SCE requested that FERC reject all the cost-justification filings and require refunds to the buyers in all the sales.
"While prevailing prices and market conditions likely contributed to the transaction prices in excess of $1,000/MWh, the Commission has recognized such conditions are the precise circumstances that bid cap rules were meant to limit," SCE said. If FERC accepts the sales based on the buyer's willingness to pay, the soft-cap rules are meaningless, it added.
PG&E when protesting PacifiCorp's filing on Oct. 28 told FERC that while PacifiCorp did the transaction at its customer's elected price, that does not excuse PacifiCorp from having to provide a basis for its sales above the soft cap.
"Nothing in the Soft Cap Decision exempts sellers who enter into transactions at the direction of another party. PacifiCorp fails to provide actual verifiable operating costs incurred to supply electricity or demonstrate any cost basis to justify the sales prices," PG&E said. Using prevailing market conditions to justify the prices is circular logic because the above-cap sales helped create the market conditions, it said.

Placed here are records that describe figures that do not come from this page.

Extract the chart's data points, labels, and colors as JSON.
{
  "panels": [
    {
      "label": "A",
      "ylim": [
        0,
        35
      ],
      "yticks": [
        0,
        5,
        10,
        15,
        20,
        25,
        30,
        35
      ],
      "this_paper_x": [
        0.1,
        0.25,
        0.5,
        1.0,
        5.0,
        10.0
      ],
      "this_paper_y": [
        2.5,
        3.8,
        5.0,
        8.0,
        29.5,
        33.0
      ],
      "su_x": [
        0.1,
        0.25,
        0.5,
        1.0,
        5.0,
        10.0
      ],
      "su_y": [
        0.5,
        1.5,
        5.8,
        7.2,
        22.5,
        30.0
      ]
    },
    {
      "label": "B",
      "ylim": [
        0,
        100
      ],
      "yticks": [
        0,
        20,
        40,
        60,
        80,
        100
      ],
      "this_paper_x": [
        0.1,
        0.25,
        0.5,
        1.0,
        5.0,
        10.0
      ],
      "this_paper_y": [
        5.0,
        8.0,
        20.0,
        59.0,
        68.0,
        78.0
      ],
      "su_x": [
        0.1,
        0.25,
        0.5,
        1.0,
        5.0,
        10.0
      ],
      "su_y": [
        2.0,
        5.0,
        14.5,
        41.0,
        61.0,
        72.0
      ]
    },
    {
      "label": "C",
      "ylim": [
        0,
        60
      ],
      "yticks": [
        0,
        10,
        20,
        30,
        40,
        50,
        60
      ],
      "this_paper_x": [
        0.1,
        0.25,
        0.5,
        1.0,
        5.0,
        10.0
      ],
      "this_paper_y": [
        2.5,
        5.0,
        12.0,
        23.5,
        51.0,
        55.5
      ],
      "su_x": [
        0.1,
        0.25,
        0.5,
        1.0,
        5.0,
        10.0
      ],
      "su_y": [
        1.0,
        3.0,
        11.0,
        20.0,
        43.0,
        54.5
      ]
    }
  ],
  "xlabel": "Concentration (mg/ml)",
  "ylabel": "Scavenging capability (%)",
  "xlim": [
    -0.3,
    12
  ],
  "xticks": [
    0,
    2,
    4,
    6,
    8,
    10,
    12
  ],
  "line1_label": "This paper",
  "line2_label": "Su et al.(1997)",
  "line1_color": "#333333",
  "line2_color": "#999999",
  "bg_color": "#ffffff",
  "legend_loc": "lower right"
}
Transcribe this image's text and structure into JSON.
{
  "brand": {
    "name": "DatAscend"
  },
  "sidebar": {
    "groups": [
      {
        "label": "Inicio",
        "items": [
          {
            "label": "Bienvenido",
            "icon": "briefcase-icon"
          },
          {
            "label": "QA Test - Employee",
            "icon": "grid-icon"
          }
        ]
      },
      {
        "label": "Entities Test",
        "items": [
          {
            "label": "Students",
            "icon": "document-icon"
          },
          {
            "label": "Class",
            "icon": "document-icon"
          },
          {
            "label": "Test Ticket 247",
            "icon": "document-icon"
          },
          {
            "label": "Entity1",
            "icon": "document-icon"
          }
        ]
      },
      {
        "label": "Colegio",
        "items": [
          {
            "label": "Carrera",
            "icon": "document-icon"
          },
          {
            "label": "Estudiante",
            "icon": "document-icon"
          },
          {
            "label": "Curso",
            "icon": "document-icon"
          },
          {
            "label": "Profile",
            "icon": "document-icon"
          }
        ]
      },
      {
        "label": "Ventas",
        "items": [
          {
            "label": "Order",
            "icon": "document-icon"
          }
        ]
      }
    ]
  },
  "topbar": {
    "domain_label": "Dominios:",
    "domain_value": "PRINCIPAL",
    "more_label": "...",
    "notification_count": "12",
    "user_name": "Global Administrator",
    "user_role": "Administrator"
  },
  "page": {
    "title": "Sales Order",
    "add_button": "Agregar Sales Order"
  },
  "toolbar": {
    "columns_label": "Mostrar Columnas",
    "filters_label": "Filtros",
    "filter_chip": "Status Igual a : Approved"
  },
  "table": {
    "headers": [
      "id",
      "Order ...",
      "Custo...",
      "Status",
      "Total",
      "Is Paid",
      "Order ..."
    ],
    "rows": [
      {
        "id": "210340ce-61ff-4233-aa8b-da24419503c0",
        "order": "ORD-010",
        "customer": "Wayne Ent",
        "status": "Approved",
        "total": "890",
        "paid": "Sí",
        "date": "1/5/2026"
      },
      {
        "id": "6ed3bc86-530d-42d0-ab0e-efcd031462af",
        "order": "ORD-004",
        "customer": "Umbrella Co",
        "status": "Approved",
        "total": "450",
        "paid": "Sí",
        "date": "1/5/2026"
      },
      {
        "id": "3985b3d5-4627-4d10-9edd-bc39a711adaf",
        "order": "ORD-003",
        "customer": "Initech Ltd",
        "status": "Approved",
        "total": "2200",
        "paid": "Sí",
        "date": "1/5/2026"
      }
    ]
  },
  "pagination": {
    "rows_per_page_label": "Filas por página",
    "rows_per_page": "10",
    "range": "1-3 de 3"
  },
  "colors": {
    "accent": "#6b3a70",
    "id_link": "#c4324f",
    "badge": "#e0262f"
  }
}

According to Public Citizen, the 19 power sellers in question are ConocoPhillips; Tenaska Power Services; Exelon; Mercuria; Tucson Electric Power (Fortis); UNS Electric (Fortis); BP Energy; Public Service Company of New Mexico; Mesquite Power (IIF); El Paso Electric; Guzman Energy; Shell Energy North America; TransAlta Energy Marketing; Brookfield Renewable Trading and Marketing; PacifiCorp; Uniper Global Commodities North America; Macquarie Energy; Tri-State Generation and Transmission Association; and EDF.
Unrolling the transactions would be a major decision regarding Western wholesale markets, and would likely lead to extensive debate and possibly litigation, creating unwelcome memories of California's power market woes two decades ago.